Gold, China, and Resources
06/03/2005 12:00 am EST
Last week, we featured commentary from Mary Anne Aden on gold and the dollar. Here, Pamela Aden offers an additional perspective on gold and resources based on the outlook for China. We also offer the sister's latest stock ideas in the natural resource sector.
"In less than 20 years, China has become a major world force. It’s transformed itself from a rural agricultural economy into the second largest economy in the world. It is also the world’s fastest growing economy at 9% annual growth over the past ten to 15 years, and it’s expected to keep growing for the next 20. China has become the world’s fastest growing exporter, it’s built up huge reserves, and the US trade deficit with China is the biggest ever recorded between two countries. And since the average wage for a Chinese factory worker is 92 cents an hour and US wages are about 23 times higher, millions of US jobs have been lost and transferred to China. Investments are leaving the US and moving strongly into China.
"What is happening in China is on a scale unlike anything the world has seen since the early days of the US industrialization. Because China is growing so fast, it needs everything as it builds its infrastructure. This has been putting a lot of upward pressure on commodities and oil and metals, and other resources. China’s oil imports now account for a third of global demand, and suggest much higher oil prices in the years ahead. That in turn will lead to more inflation, which will be good for gold. I can’t emphasize enough how important the China factor is in the world economy. It is dramatically changing the world landscape in the markets.

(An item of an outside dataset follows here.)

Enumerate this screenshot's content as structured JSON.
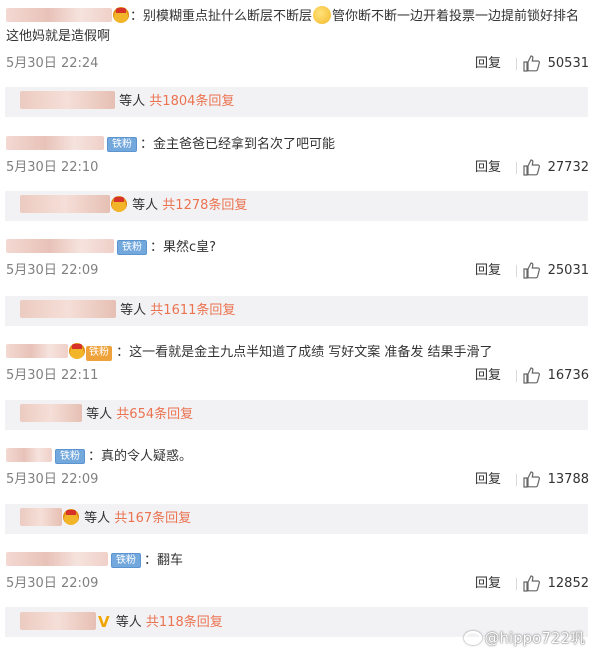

"Everyone is buying low-priced Chinese goods. For example, almost everything sold in Wal-Mart is made in China and most of you are probably wearing something made in China. Fiscally, China is to the US what the US was to Britain in the early 1900s. Most interestingly, China’s growth is coinciding with the 200-year commodity cycle. Looking since 1804, there have been five major upmoves in commodity prices over the last 200 years. The sixth is just beginning. This happens about every 30 years or so. And with China being the largest consumer of commodities and its consumption poised for explosive growth,. China will be an important influence driving commodity prices much higher in the years ahead.
"There are now three billion people that are part of the world economy that weren’t a factor before. In addition to China, there is the emergence of India, and other parts of Asia and the former communist countries. As these people become more affluent, they will also need more oil for their cars, food, resources, and metals for their growing infrastructure. This too will keep upward pressure on commodities and provide an ideal backdrop for gold. Also interesting is that these major commodity rises have coincided with wars. Like the Civil War, WWI, WWII, and now the war on terror. This also argues for higher gold prices, as gold tends to rise when there is uncertainty and tension in the world.
"There are so many hot spots in the world, that we simply don’t know what will happen on the geopolitical front in coming years. But the markets are telling us a mega change has occurred. We obviously don’t know how it is going to unfold. But somehow, a global conflict will probably play a role. We do know that we have to be prepared for unexpected and protect ourselves the best we can, and that’s why diversification is important. The best way to do that is by holding some gold, other metals, and foreign currencies, which will continue to rise as the dollar falls.
"Remember, gold is the ultimate currency and it always has been. Throughout history, paper currencies have come and gone. But gold is real money and it’s maintained its value over the centuries. And unlike all other investments, it has a 5,000-year track record. If nothing else, think of gold as an insurance policy. We think that’s the best way to look at it, during these volatile and uncertain times. We don’t think you’ll regret that you did. Put some of your investment dollars into gold, silver, and the resource sector."
"For now, we recommend keeping a 50% position in gold, silver, various metals shares, or an exchange traded fund such as streeTRACKS Gold Trust (GLD NYSE). Among our gold shares, the following have held up best: Royal Gold (RGLD NASDAQ), Central Fund of Canada (CEF ASE), Agnico Eagle (AEM NYSE), Barrick Gold (ABX NYSE), GoldCorp (GG NYSE). Silver Standard (SSRI NASDAQ) is the best among the silver shares. The resource shares that continue to look good are WMC Resources (WMC NYSE), Cameco (CCJ ASE), BHP Billiton (BHP NYSE), and Rio Tinto (RTP NYSE), as well as US Global Resources Fund (PSPFX)."